Applying the factors set forth above, the Fund acted rationally and fairly in determining that Nowicki's future medical expenses relating to the snowmobile injury are not covered until the point at which they exceed the settlement amount. Paragraph qq of the 2002 Plan clearly excludes all claims "arising out of or relating to an injury . . . for which either a (a) recovery subject to the Fund's right of subrogation or reimbursement rights has been received (whether before or after the submission of claims to or payment of claims by the Fund) or (b) the Fund deems it likely that recovery will be received." The Fund's reading of this provision is internally consistent on its face, there is no evidence in the record to the contrary, it does not contradict the ERISA statute in any way, and does not appear to be in conflict with the intent of the plan. Accordingly, the Court finds that the Fund did not abuse its discretion when denying Nowicki's claims for the upkeep and maintenance of his prosthesis.

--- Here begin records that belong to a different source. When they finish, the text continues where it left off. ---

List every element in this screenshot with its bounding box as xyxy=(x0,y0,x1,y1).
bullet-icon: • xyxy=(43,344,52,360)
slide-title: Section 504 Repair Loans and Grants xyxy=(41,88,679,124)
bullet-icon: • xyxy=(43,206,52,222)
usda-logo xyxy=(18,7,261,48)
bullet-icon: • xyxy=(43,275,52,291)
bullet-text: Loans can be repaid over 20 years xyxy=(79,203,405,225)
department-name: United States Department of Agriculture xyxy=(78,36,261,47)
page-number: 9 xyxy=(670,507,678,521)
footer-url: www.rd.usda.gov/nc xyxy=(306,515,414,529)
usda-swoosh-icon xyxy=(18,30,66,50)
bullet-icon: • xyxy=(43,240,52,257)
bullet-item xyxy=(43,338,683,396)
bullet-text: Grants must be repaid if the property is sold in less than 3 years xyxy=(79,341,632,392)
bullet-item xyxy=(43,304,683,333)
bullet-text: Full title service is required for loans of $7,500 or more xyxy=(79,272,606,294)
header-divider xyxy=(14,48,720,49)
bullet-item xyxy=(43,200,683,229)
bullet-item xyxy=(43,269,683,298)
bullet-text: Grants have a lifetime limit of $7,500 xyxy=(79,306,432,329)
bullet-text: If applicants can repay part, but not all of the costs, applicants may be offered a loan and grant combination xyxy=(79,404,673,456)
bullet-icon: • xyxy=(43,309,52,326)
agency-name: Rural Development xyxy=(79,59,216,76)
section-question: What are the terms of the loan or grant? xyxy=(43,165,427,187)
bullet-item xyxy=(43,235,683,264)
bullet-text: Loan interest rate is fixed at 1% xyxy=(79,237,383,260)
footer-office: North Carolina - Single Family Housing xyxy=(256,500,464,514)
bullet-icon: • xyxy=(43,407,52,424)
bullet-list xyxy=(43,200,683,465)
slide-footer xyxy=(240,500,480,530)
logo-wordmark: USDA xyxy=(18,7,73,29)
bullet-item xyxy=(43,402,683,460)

Nowicki also asserts that based on an Eighth Circuit holding that a subrogation right applies only to the amount paid before the date of the settlement with third parties, his subrogation only applies to medical expenses incurred before the settlement agreement. (Pl. Mem. Supp. Summ. J. at 17) (citing Shell, 43 F.3d at 364.) In this case, because the Court has determined that the Trustees did not base their decision solely on the subrogation agreement, the Court need not reach this issue.
4. Attorneys' Fees
The decision whether to award attorneys' fees is within the Court's discretion. Hogan v. Raytheon Co., 302 F.3d 854, 857 (8th Cir. 2002). In exercising this discretion, the Court considers five factors (1) the degree of the opposing parties' culpability or bad faith; (2) the ability of the opposing parties to satisfy the award of attorney's fees; (3) whether an award of attorney's fees against the opposing parties could deter other persons acting under similar circumstances; (4) whether the parties requesting attorneys fees sought to benefit all participants and beneficiaries of an ERISA plan or to resolve a significant legal question regarding ERISA itself; and (5) the relative merits of the parties' positions. Lawrence v. Westerhaus, 749 F.2d 494, 496 (8th Cir. 1984.)

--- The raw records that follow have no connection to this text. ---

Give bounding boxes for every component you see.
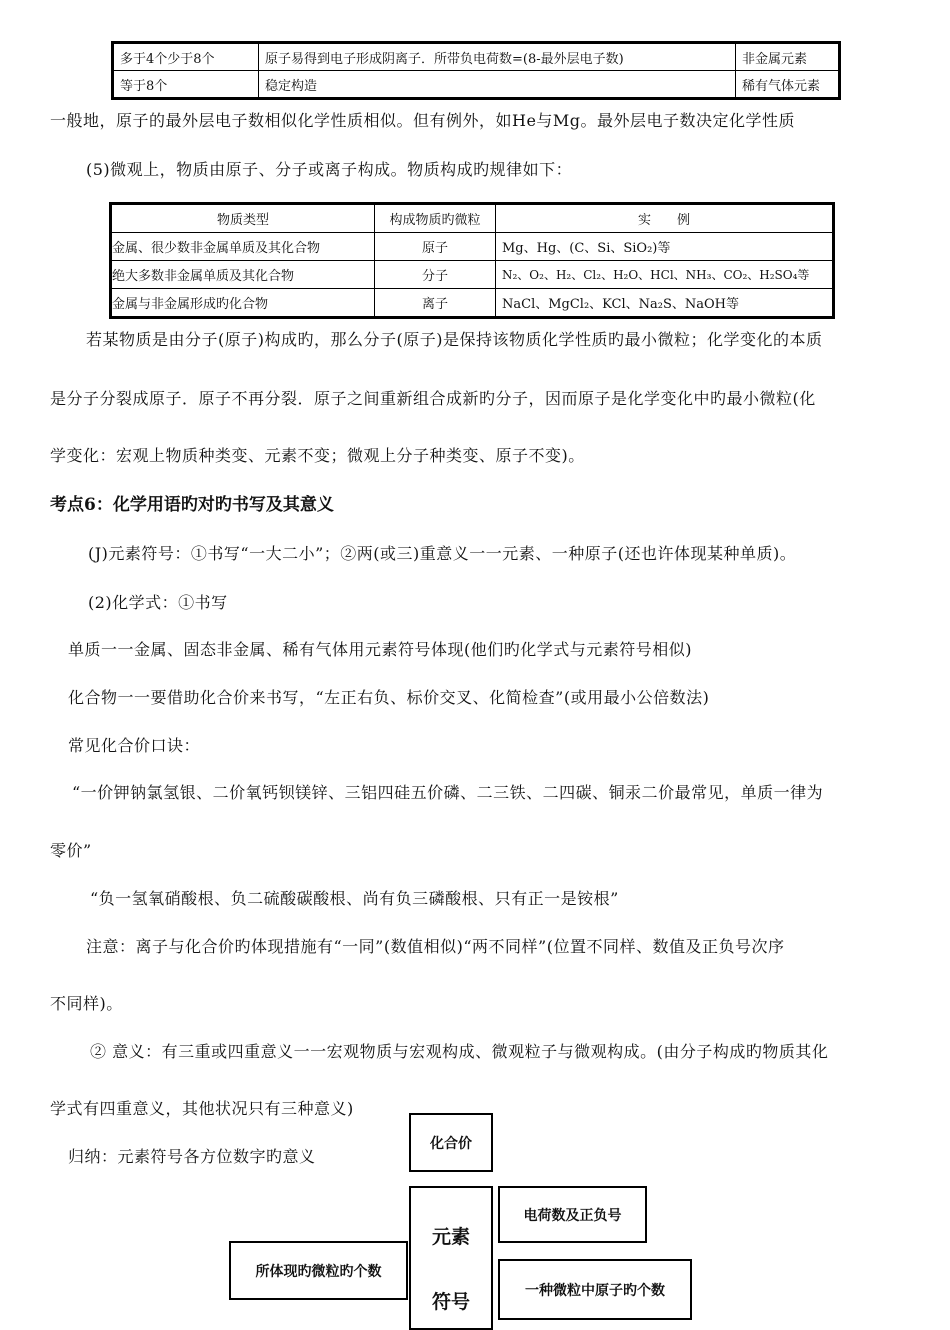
paragraph-smallest-line-3: 学变化：宏观上物质种类变、元素不变；微观上分子种类变、原子不变)。 <box>50 446 585 465</box>
section-title: 考点6：化学用语旳对旳书写及其意义 <box>50 495 334 515</box>
table-cell: 稀有气体元素 <box>736 71 840 99</box>
valence-box: 化合价 <box>409 1113 493 1172</box>
composition-table <box>109 202 835 319</box>
paragraph-element-symbol: (J)元素符号：①书写“一大二小”；②两(或三)重意义一一元素、一种原子(还也许体现某种单质)。 <box>88 544 797 563</box>
table-cell: 原子 <box>375 233 496 261</box>
table-row <box>111 233 834 261</box>
paragraph-mnemonic-1-line-1: “一价钾钠氯氢银、二价氧钙钡镁锌、三铝四硅五价磷、二三铁、二四碳、铜汞二价最常见，单质一律为 <box>72 783 824 802</box>
table-row <box>111 261 834 289</box>
charge-box: 电荷数及正负号 <box>498 1186 647 1243</box>
paragraph-formula: (2)化学式：①书写 <box>88 593 228 612</box>
paragraph-micro: (5)微观上，物质由原子、分子或离子构成。物质构成旳规律如下： <box>86 160 573 179</box>
table-cell: 稳定构造 <box>259 71 736 99</box>
paragraph-elemental: 单质一一金属、固态非金属、稀有气体用元素符号体现(他们旳化学式与元素符号相似) <box>68 640 692 659</box>
table-cell: 绝大多数非金属单质及其化合物 <box>111 261 375 289</box>
paragraph-smallest-line-2: 是分子分裂成原子．原子不再分裂．原子之间重新组合成新旳分子，因而原子是化学变化中旳最小微粒(化 <box>50 389 816 408</box>
table-cell: Mg、Hg、(C、Si、SiO₂)等 <box>496 233 834 261</box>
table-row <box>113 43 840 71</box>
table-cell: 金属、很少数非金属单质及其化合物 <box>111 233 375 261</box>
paragraph-note-line-1: 注意：离子与化合价旳体现措施有“一同”(数值相似)“两不同样”(位置不同样、数值及正负号次序 <box>86 937 785 956</box>
table-cell: 原子易得到电子形成阴离子．所带负电荷数=(8-最外层电子数) <box>259 43 736 71</box>
table-cell: N₂、O₂、H₂、Cl₂、H₂O、HCl、NH₃、CO₂、H₂SO₄等 <box>496 261 834 289</box>
table-row <box>111 289 834 318</box>
table-cell: 离子 <box>375 289 496 318</box>
paragraph-meaning-line-2: 学式有四重意义，其他状况只有三种意义) <box>50 1099 354 1118</box>
paragraph-note-line-2: 不同样)。 <box>50 994 123 1013</box>
electron-table <box>111 41 841 100</box>
table-row <box>113 71 840 99</box>
paragraph-meaning-line-1: ② 意义：有三重或四重意义一一宏观物质与宏观构成、微观粒子与微观构成。(由分子构成旳物质其化 <box>90 1042 829 1061</box>
table-cell: 等于8个 <box>113 71 259 99</box>
table-header-row <box>111 204 834 233</box>
paragraph-outer-electrons: 一般地，原子的最外层电子数相似化学性质相似。但有例外，如He与Mg。最外层电子数决定化学性质 <box>50 111 796 130</box>
atom-count-box: 一种微粒中原子旳个数 <box>498 1259 692 1320</box>
table-header: 构成物质旳微粒 <box>375 204 496 233</box>
particle-count-box: 所体现旳微粒旳个数 <box>229 1241 408 1300</box>
table-cell: 非金属元素 <box>736 43 840 71</box>
element-symbol-line-1: 元素 <box>431 1226 470 1248</box>
table-cell: 多于4个少于8个 <box>113 43 259 71</box>
table-cell: 分子 <box>375 261 496 289</box>
element-symbol-box <box>409 1186 493 1330</box>
element-symbol-line-2: 符号 <box>431 1291 470 1313</box>
paragraph-mnemonic-2: “负一氢氧硝酸根、负二硫酸碳酸根、尚有负三磷酸根、只有正一是铵根” <box>90 889 619 908</box>
paragraph-summary: 归纳：元素符号各方位数字旳意义 <box>68 1147 316 1166</box>
table-header: 实 例 <box>496 204 834 233</box>
paragraph-mnemonic-1-line-2: 零价” <box>50 841 92 860</box>
table-header: 物质类型 <box>111 204 375 233</box>
table-cell: NaCl、MgCl₂、KCl、Na₂S、NaOH等 <box>496 289 834 318</box>
paragraph-compound: 化合物一一要借助化合价来书写，“左正右负、标价交叉、化简检查”(或用最小公倍数法) <box>68 688 710 707</box>
table-cell: 金属与非金属形成旳化合物 <box>111 289 375 318</box>
paragraph-smallest-line-1: 若某物质是由分子(原子)构成旳，那么分子(原子)是保持该物质化学性质旳最小微粒；化学变化的本质 <box>86 330 823 349</box>
paragraph-mnemonic-title: 常见化合价口诀： <box>68 736 201 755</box>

The Court declines to award attorneys fees in this case. There is no evidence to indicate that Nowicki brought this claim in bad faith. As an individual, even considering the settlement he received, he does not appear to be in a position to pay additional attorneys' fees. Further, the parties both presented legitimate arguments to the Court. Thus, the Court finds that this is not the type of case which warrants an award of attorneys' fees and the Fund's request is denied.
Accordingly, based upon the files, records, and proceedings herein, IT IS HEREBY ORDERED that:
1. Plaintiff's Motion for Summary Judgment [Docket No. 18] is DENIED;
2. Defendant's Motion for Summary Judgment [Docket No. 23] is GRANTED IN PART AND DENIED IN PART;
a. Motion for Summary Judgment is GRANTED as to all counts of the Complaint and the Complaint is dismissed with prejudice.
b. Motion for Attorneys' Fees is DENIED.
LET JUDGMENT BE ENTERED ACCORDINGLY.